Although the biographical details of Kingdom of Heaven’s Balian of Ibelin have no basis in history, the moral character of Balian does. In the historical accounts, Balian is seen as the one Christian to retain his wisdom and composure leading up to and after the disaster of the Hattin. The film uses Balian as the template for a perfect knight, portraying his journey to Jerusalem to seek forgiveness for himself and his dead wife as an example of the purer motivations of the Crusades. Balian characterizes the medieval ideals of knighthood: honour, courage, chivalry, and military prowess. The historical Balian was such a revered knight “whose standing…was equal to that of the king” that the Patriarch of Jerusalem begged him to defend the city against Saladin’s impending attack, being the last defender of Jerusalem just like in the film. Balian’s speech to Saladin at the defense of Jerusalem – “Before I lose it, I will burn it to the ground. Your holy places – ours. Every last thing in Jerusalem that drives men mad.” – is very similar to Balian’s actual speech to Saladin, which persuaded Saladin to offer terms.

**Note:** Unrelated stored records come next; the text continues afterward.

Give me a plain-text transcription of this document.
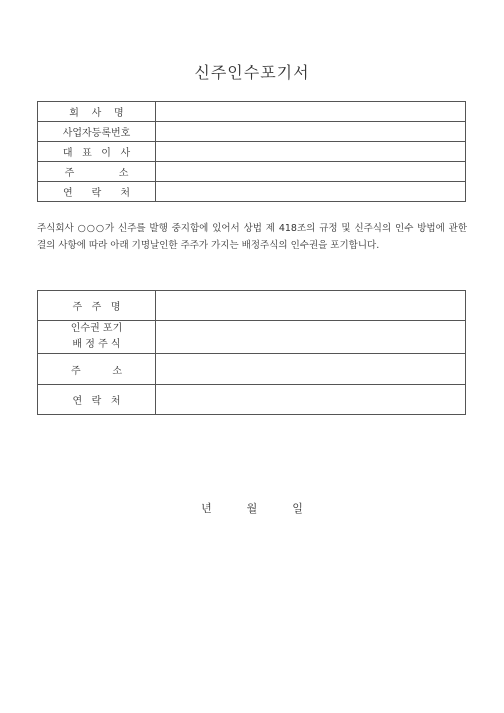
신주인수포기서
회    사    명	
사업자등록번호	
대   표   이   사	
주              소	
연      락      처	
주식회사 ○○○가 신주를 발행 중지함에 있어서 상법 제 418조의 규정 및 신주식의 인수 방법에 관한 결의 사항에 따라 아래 기명날인한 주주가 가지는 배정주식의 인수권을 포기합니다.
주   주   명	

인수권 포기
배 정 주 식	

주          소	
연   락   처	
년          월          일
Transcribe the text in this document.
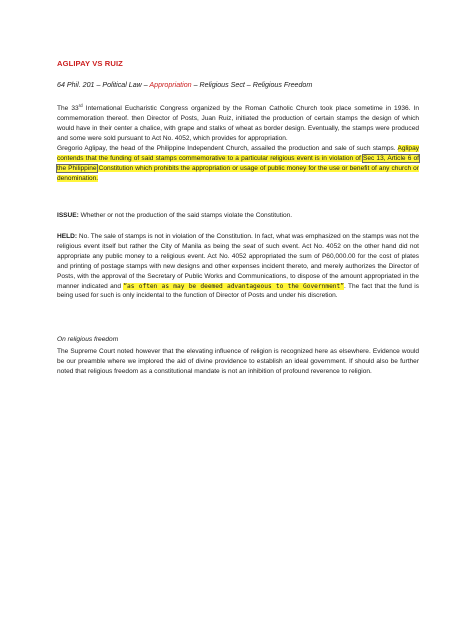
AGLIPAY VS RUIZ
64 Phil. 201 – Political Law – Appropriation – Religious Sect – Religious Freedom
The 33rd International Eucharistic Congress organized by the Roman Catholic Church took place sometime in 1936. In commemoration thereof. then Director of Posts, Juan Ruiz, initiated the production of certain stamps the design of which would have in their center a chalice, with grape and stalks of wheat as border design. Eventually, the stamps were produced and some were sold pursuant to Act No. 4052, which provides for appropriation.
Gregorio Aglipay, the head of the Philippine Independent Church, assailed the production and sale of such stamps. Aglipay contends that the funding of said stamps commemorative to a particular religious event is in violation of Sec 13, Article 6 of the Philippine Constitution which prohibits the appropriation or usage of public money for the use or benefit of any church or denomination.
ISSUE: Whether or not the production of the said stamps violate the Constitution.
HELD: No. The sale of stamps is not in violation of the Constitution. In fact, what was emphasized on the stamps was not the religious event itself but rather the City of Manila as being the seat of such event. Act No. 4052 on the other hand did not appropriate any public money to a religious event. Act No. 4052 appropriated the sum of P60,000.00 for the cost of plates and printing of postage stamps with new designs and other expenses incident thereto, and merely authorizes the Director of Posts, with the approval of the Secretary of Public Works and Communications, to dispose of the amount appropriated in the manner indicated and “as often as may be deemed advantageous to the Government”. The fact that the fund is being used for such is only incidental to the function of Director of Posts and under his discretion.
On religious freedom
The Supreme Court noted however that the elevating influence of religion is recognized here as elsewhere. Evidence would be our preamble where we implored the aid of divine providence to establish an ideal government. If should also be further noted that religious freedom as a constitutional mandate is not an inhibition of profound reverence to religion.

The Balian of Kingdom of Heaven may lack all the historical details of the actual Balian, but he shares his namesake’s attributes of a perfect knight. Historically, it was “thanks largely to Balian’s perseverance and diplomacy [that] the majority of the people [of Jerusalem] were escorted to Christian-held territory.” The film’s Balian of Ibelin becomes our window into the world of the Crusades and an example of both modern and medieval concepts of a perfect knight.
When discussing the Crusades in the twenty-first century it is necessary to rethink the Eurocentric notions that have dominated such discussions over the centuries. A modern film dealing with the Crusades has to be sensitive to the East-West dialectic that has arisen due to the terrorist attacks of 11 September 2001. Although Kingdom of Heaven veers starkly from the historical records, it depicts characters that are relevant to the modern-day moviegoer and also helps us reevaluate the world of the Crusades. Every consecutive culture has a particular way of understanding the past. Although it does not accurately depict the fall of the Latin kingdom of Jerusalem, Kingdom of Heaven is a valid exploration of the clash of Crusader and Muslim over the Holy Land, albeit astutely packaged for modern day sensibilities.